Designing from Something (When Tabula Rasa is Not an Option)

Designing from Something (When Tabula Rasa is Not an Option)

The tool-house as starting point for designers to learn from local skills, practices and aspirations.

Mumbai’s homegrown neighbourhoods are a subject of great attention from various disciplines. Architecture is no exception. Some important grey areas and little explored issues compel us to investigate this city where land values ​​are among the highest in the world. Where the dominant model of development is – in areas classified as slums more than anywhere else – still one of big speculative interventions involving a tabula rasa approach, in which new constructions often force residents to move.

However, in the field of construction and real estate, there is another significant force which is harder to recognize and study; homegrown neighbourhoods, which, contrary to common perception, enjoy the vitality of thousands of little building sites. A closer inspection, like the one initiated by urbz/Urbanology, allows us to observe relevant transformation pressures that originate from the heart of these neighbourhoods. These pressures are embodied in the figure of the local contractor; with their small and continuous work of reuse or transformation, these contractors update the shape and functions of the city and determine their incremental growth with a total absence of designers.

We believe that in such contexts architecture can make a significant contribution, but only if it is able to rethink its way of operating in the field. Commissioned by contractors, We aim to promote the usefulness of design and the optimizations that it allows. In addition, it aims to stimulate the micro-forces of an in nuce dynamic market to counteract those of the speculative real estate, which are hugely powerful in Mumbai and Asia at the moment. A significant proportion of the construction works undertaken by local contractors are “tool-houses”. The tool-houses are small buildings where home and work coexist. Plurality of uses and functional integration are essential responses to the challenges posed by the high density of the settlements.
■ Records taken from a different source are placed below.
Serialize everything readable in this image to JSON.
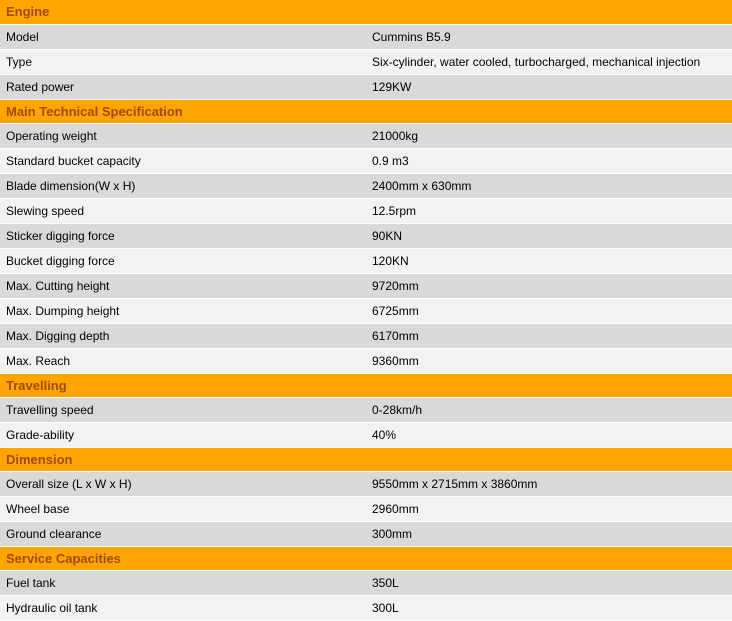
{
  "colors": {
    "header_bg": "#ffa500",
    "header_text": "#a04a00",
    "row_even_bg": "#d9d9d9",
    "row_odd_bg": "#f2f2f2",
    "cell_text": "#000000"
  },
  "sections": [
    {
      "title": "Engine",
      "rows": [
        {
          "label": "Model",
          "value": "Cummins B5.9"
        },
        {
          "label": "Type",
          "value": "Six-cylinder, water cooled, turbocharged, mechanical injection"
        },
        {
          "label": "Rated power",
          "value": "129KW"
        }
      ]
    },
    {
      "title": "Main Technical Specification",
      "rows": [
        {
          "label": "Operating weight",
          "value": "21000kg"
        },
        {
          "label": "Standard bucket capacity",
          "value": "0.9 m3"
        },
        {
          "label": "Blade dimension(W x H)",
          "value": "2400mm x 630mm"
        },
        {
          "label": "Slewing speed",
          "value": "12.5rpm"
        },
        {
          "label": "Sticker digging force",
          "value": "90KN"
        },
        {
          "label": "Bucket digging force",
          "value": "120KN"
        },
        {
          "label": "Max. Cutting height",
          "value": "9720mm"
        },
        {
          "label": "Max. Dumping height",
          "value": "6725mm"
        },
        {
          "label": "Max. Digging depth",
          "value": "6170mm"
        },
        {
          "label": "Max. Reach",
          "value": "9360mm"
        }
      ]
    },
    {
      "title": "Travelling",
      "rows": [
        {
          "label": "Travelling speed",
          "value": "0-28km/h"
        },
        {
          "label": "Grade-ability",
          "value": "40%"
        }
      ]
    },
    {
      "title": "Dimension",
      "rows": [
        {
          "label": "Overall size (L x W x H)",
          "value": "9550mm x 2715mm x 3860mm"
        },
        {
          "label": "Wheel base",
          "value": "2960mm"
        },
        {
          "label": "Ground clearance",
          "value": "300mm"
        }
      ]
    },
    {
      "title": "Service Capacities",
      "rows": [
        {
          "label": "Fuel tank",
          "value": "350L"
        },
        {
          "label": "Hydraulic oil tank",
          "value": "300L"
        }
      ]
    }
  ]
}
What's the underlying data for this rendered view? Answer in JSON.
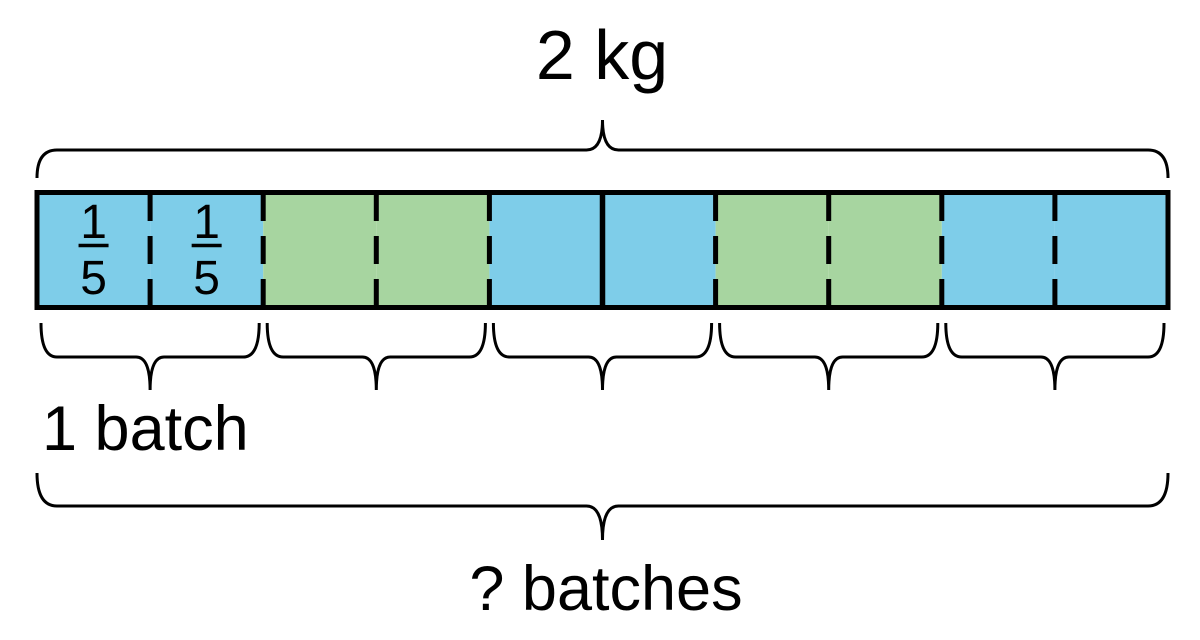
{
  "diagram": {
    "top_brace": {
      "label": "2 kg"
    },
    "tape": {
      "cells": [
        {
          "color": "blue",
          "fraction": {
            "numerator": "1",
            "denominator": "5"
          }
        },
        {
          "color": "blue",
          "fraction": {
            "numerator": "1",
            "denominator": "5"
          }
        },
        {
          "color": "green"
        },
        {
          "color": "green"
        },
        {
          "color": "blue"
        },
        {
          "color": "blue"
        },
        {
          "color": "green"
        },
        {
          "color": "green"
        },
        {
          "color": "blue"
        },
        {
          "color": "blue"
        }
      ],
      "divider_style": "dashed",
      "solid_divider_after_cell": 5
    },
    "group_braces": {
      "count": 5,
      "cells_per_group": 2,
      "first_group_label": "1 batch"
    },
    "bottom_brace": {
      "label": "? batches"
    }
  },
  "colors": {
    "blue": "#7ECDE9",
    "green": "#A7D5A0",
    "line": "#000000",
    "background": "#FFFFFF"
  }
}
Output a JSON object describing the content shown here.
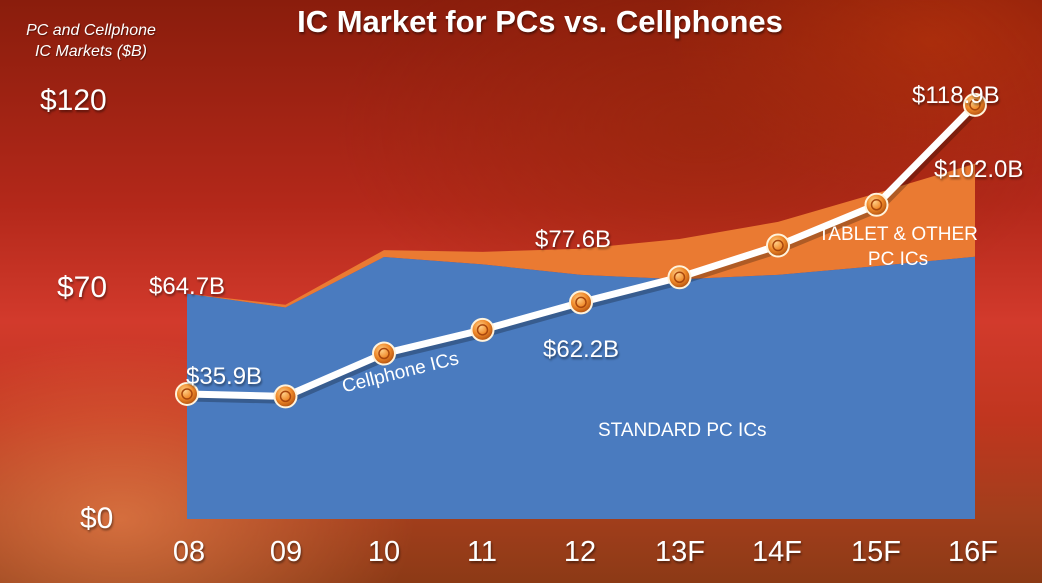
{
  "chart_data": {
    "type": "area",
    "title": "IC Market for PCs vs. Cellphones",
    "ylabel_lines": [
      "PC and Cellphone",
      "IC Markets ($B)"
    ],
    "ylim": [
      0,
      120
    ],
    "y_ticks": [
      "$0",
      "$70",
      "$120"
    ],
    "y_tick_values": [
      0,
      70,
      120
    ],
    "categories": [
      "08",
      "09",
      "10",
      "11",
      "12",
      "13F",
      "14F",
      "15F",
      "16F"
    ],
    "series": [
      {
        "name": "STANDARD PC ICs",
        "kind": "area",
        "color": "#4a7bbf",
        "values": [
          64.7,
          60.7,
          75.2,
          73.1,
          70.1,
          68.8,
          70.1,
          72.6,
          75.3
        ]
      },
      {
        "name": "TABLET & OTHER PC ICs",
        "kind": "area-stacked",
        "color": "#ea7a32",
        "values": [
          0,
          0.8,
          2.0,
          3.6,
          7.5,
          11.6,
          15.2,
          20.9,
          26.7
        ]
      },
      {
        "name": "Cellphone ICs",
        "kind": "line",
        "color": "#ffffff",
        "values": [
          35.9,
          35.2,
          47.5,
          54.3,
          62.2,
          69.4,
          78.5,
          90.2,
          118.9
        ]
      }
    ],
    "data_labels": {
      "pc_total_08": "$64.7B",
      "pc_total_12": "$77.6B",
      "pc_total_16": "$102.0B",
      "cell_08": "$35.9B",
      "cell_12": "$62.2B",
      "cell_16": "$118.9B"
    }
  }
}
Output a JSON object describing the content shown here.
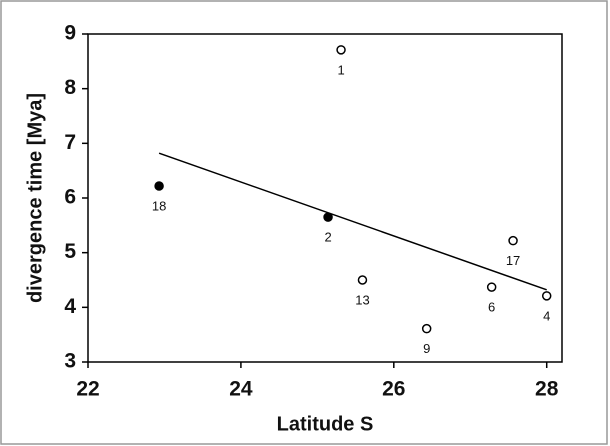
{
  "chart_data": {
    "type": "scatter",
    "x_label": "Latitude S",
    "y_label": "divergence time [Mya]",
    "xlim": [
      22,
      28.2
    ],
    "ylim": [
      3,
      9
    ],
    "xticks": [
      22,
      24,
      26,
      28
    ],
    "yticks": [
      3,
      4,
      5,
      6,
      7,
      8,
      9
    ],
    "series": [
      {
        "type": "scatter",
        "color": "#000000",
        "x": [
          22.93,
          25.31,
          25.14,
          25.59,
          26.43,
          27.28,
          27.56,
          28.0
        ],
        "values": [
          6.22,
          8.71,
          5.65,
          4.5,
          3.61,
          4.37,
          5.22,
          4.21
        ],
        "point_labels": [
          "18",
          "1",
          "2",
          "13",
          "9",
          "6",
          "17",
          "4"
        ],
        "filled": [
          true,
          false,
          true,
          false,
          false,
          false,
          false,
          false
        ]
      },
      {
        "type": "line",
        "color": "#000000",
        "x": [
          22.93,
          28.0
        ],
        "values": [
          6.82,
          4.32
        ]
      }
    ]
  }
}
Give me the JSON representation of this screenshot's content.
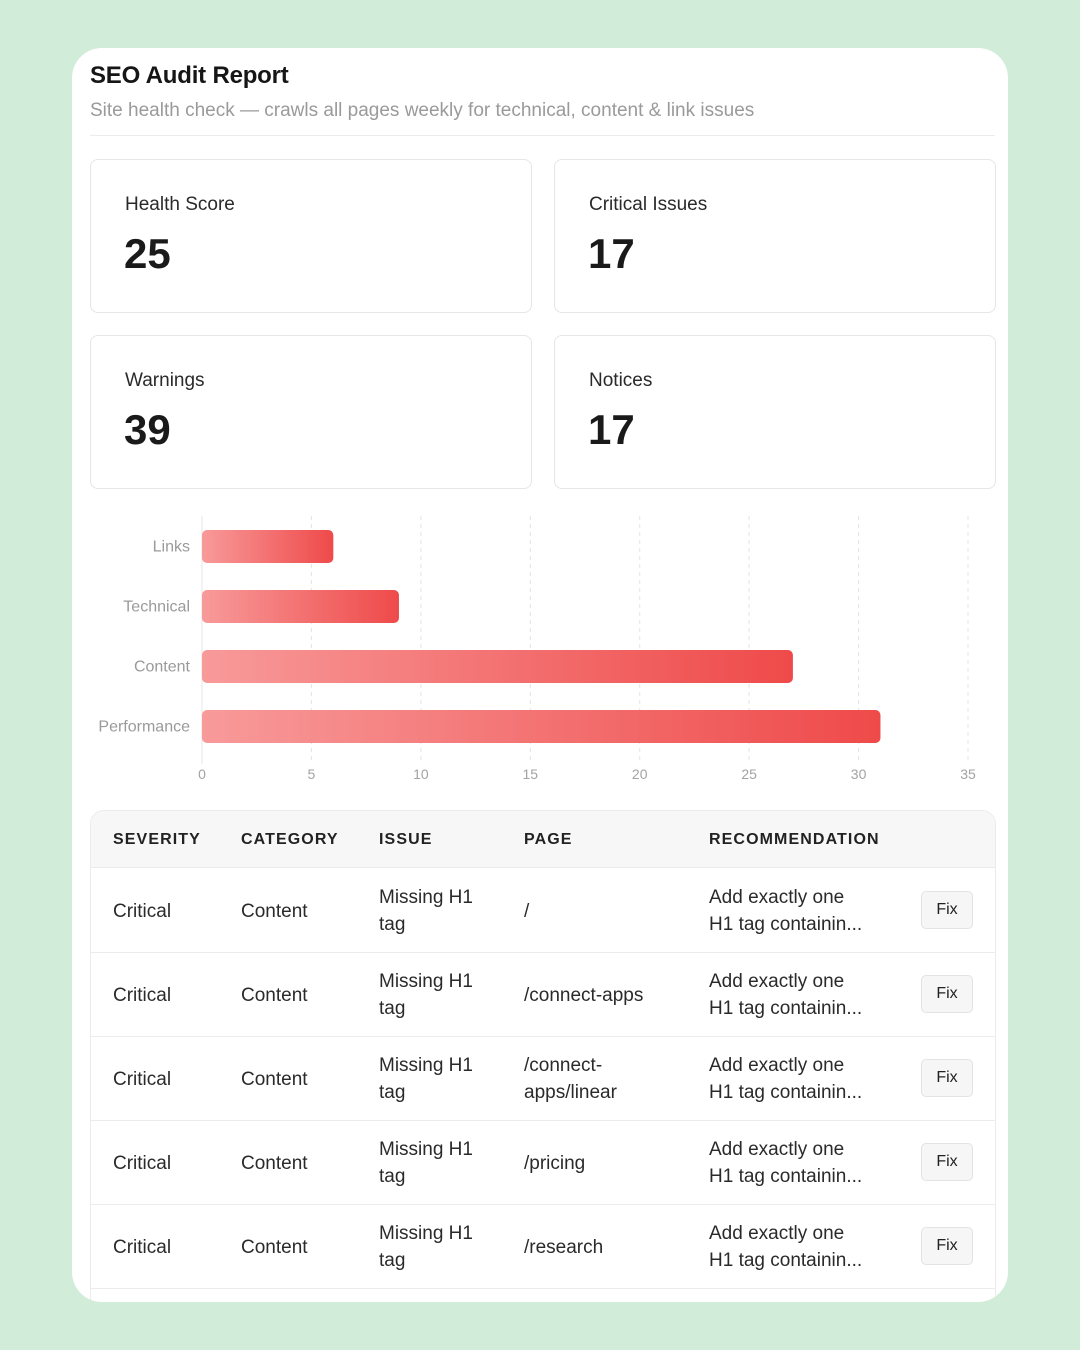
{
  "report": {
    "title": "SEO Audit Report",
    "subtitle": "Site health check — crawls all pages weekly for technical, content & link issues"
  },
  "stats": [
    {
      "label": "Health Score",
      "value": "25"
    },
    {
      "label": "Critical Issues",
      "value": "17"
    },
    {
      "label": "Warnings",
      "value": "39"
    },
    {
      "label": "Notices",
      "value": "17"
    }
  ],
  "chart_data": {
    "type": "bar",
    "orientation": "horizontal",
    "categories": [
      "Links",
      "Technical",
      "Content",
      "Performance"
    ],
    "values": [
      6,
      9,
      27,
      31
    ],
    "xlim": [
      0,
      35
    ],
    "xticks": [
      0,
      5,
      10,
      15,
      20,
      25,
      30,
      35
    ],
    "grid": "vertical-dashed",
    "bar_color_start": "#f89a9a",
    "bar_color_end": "#ef4a4a"
  },
  "table": {
    "headers": [
      "SEVERITY",
      "CATEGORY",
      "ISSUE",
      "PAGE",
      "RECOMMENDATION"
    ],
    "rows": [
      {
        "severity": "Critical",
        "category": "Content",
        "issue": [
          "Missing H1",
          "tag"
        ],
        "page": [
          "/"
        ],
        "recommendation": [
          "Add exactly one",
          "H1 tag containin..."
        ],
        "action": "Fix"
      },
      {
        "severity": "Critical",
        "category": "Content",
        "issue": [
          "Missing H1",
          "tag"
        ],
        "page": [
          "/connect-apps"
        ],
        "recommendation": [
          "Add exactly one",
          "H1 tag containin..."
        ],
        "action": "Fix"
      },
      {
        "severity": "Critical",
        "category": "Content",
        "issue": [
          "Missing H1",
          "tag"
        ],
        "page": [
          "/connect-",
          "apps/linear"
        ],
        "recommendation": [
          "Add exactly one",
          "H1 tag containin..."
        ],
        "action": "Fix"
      },
      {
        "severity": "Critical",
        "category": "Content",
        "issue": [
          "Missing H1",
          "tag"
        ],
        "page": [
          "/pricing"
        ],
        "recommendation": [
          "Add exactly one",
          "H1 tag containin..."
        ],
        "action": "Fix"
      },
      {
        "severity": "Critical",
        "category": "Content",
        "issue": [
          "Missing H1",
          "tag"
        ],
        "page": [
          "/research"
        ],
        "recommendation": [
          "Add exactly one",
          "H1 tag containin..."
        ],
        "action": "Fix"
      }
    ]
  }
}
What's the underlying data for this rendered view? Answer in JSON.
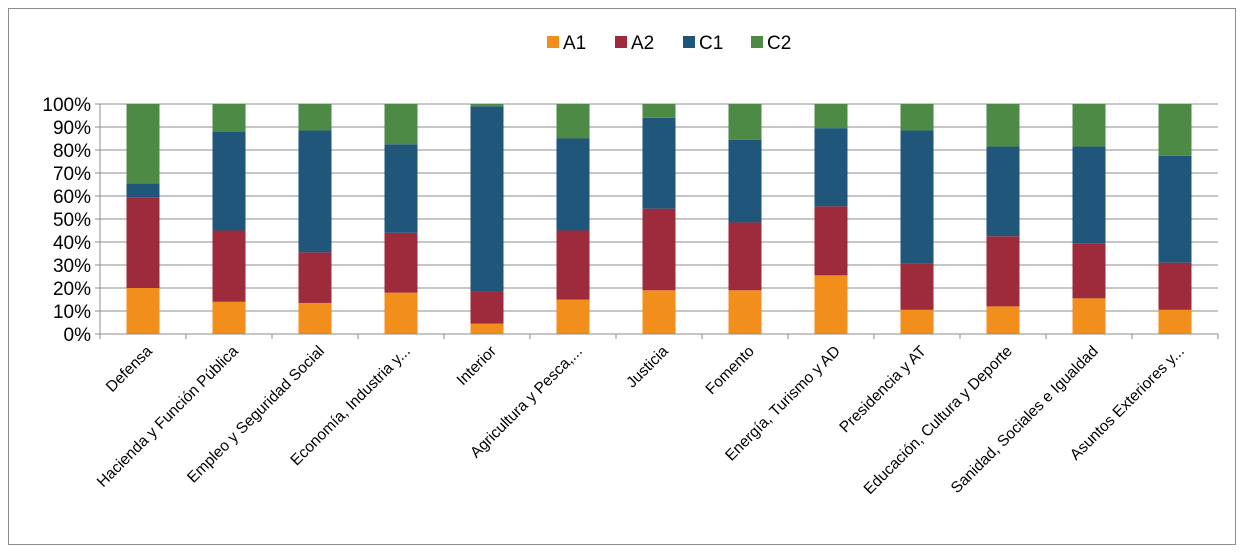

Tool-houses are comparable to the shop-houses of Singapore and the home-factories of Tokyo, which exist in different versions throughout Southeast Asia. They contribute more than other buildings to determine the identity of the neighbourhoods, because they face the street and enrich public life. Tool-houses are particularly susceptible to transformation – and to the intervention of contractors – because they frequently change their layout, according to the evolution of the economic activities they host. Initially, home and work can be promiscuous on one floor, then arranged more independently on two separate levels, in which – as business grows – workers come to reside within.

As it was observed during a workshop organized in January 2013 by the urbz/Institute of Urbanology, there are frequent cases where the storefront, because of growing density, is takeover by other activities (a square-metre barber-shop against a grocery store, a small Hindu temple against a manufacturing laboratory). We have observed how families tend to develop an attachment to these structures, in spite of them being so precarious and ever-changing. It is also frequently observed that the tool-house transforms more radically and experiences an upgrade to become the exclusive home of an owner, who may have become better off and developed other businesses elsewhere, but wishes to live in the spot he had started his business and where his family is rooted.

Given the complexity of this scenario, new forms of research and involvement are necessary, hand in hand with the sharing in of skills in homegrown neighbourhoods. At this stage of our collaboration with small contractors and suppliers of materials, we attempt to co-create and co-design locally with a global imagination. As designers we believe in the need to learn from local skills, practices and aspirations. In this light the tool-house is a useful starting point; it is the product of an efficient and lively environment, where a viable use of resources is crucial. Besides, contemporary architecture is late in imagining new ways of designing in a world of scarcer resources. In this scenario, the tool-house is definitely an unexpectedly interesting example for global architecture to look at.

Subhash Mukerjee and Michele Bonino are the founders of Torino based Studio Marc, and faculty members at the Politecnico di Torino. The are partnering with urbz on several projects.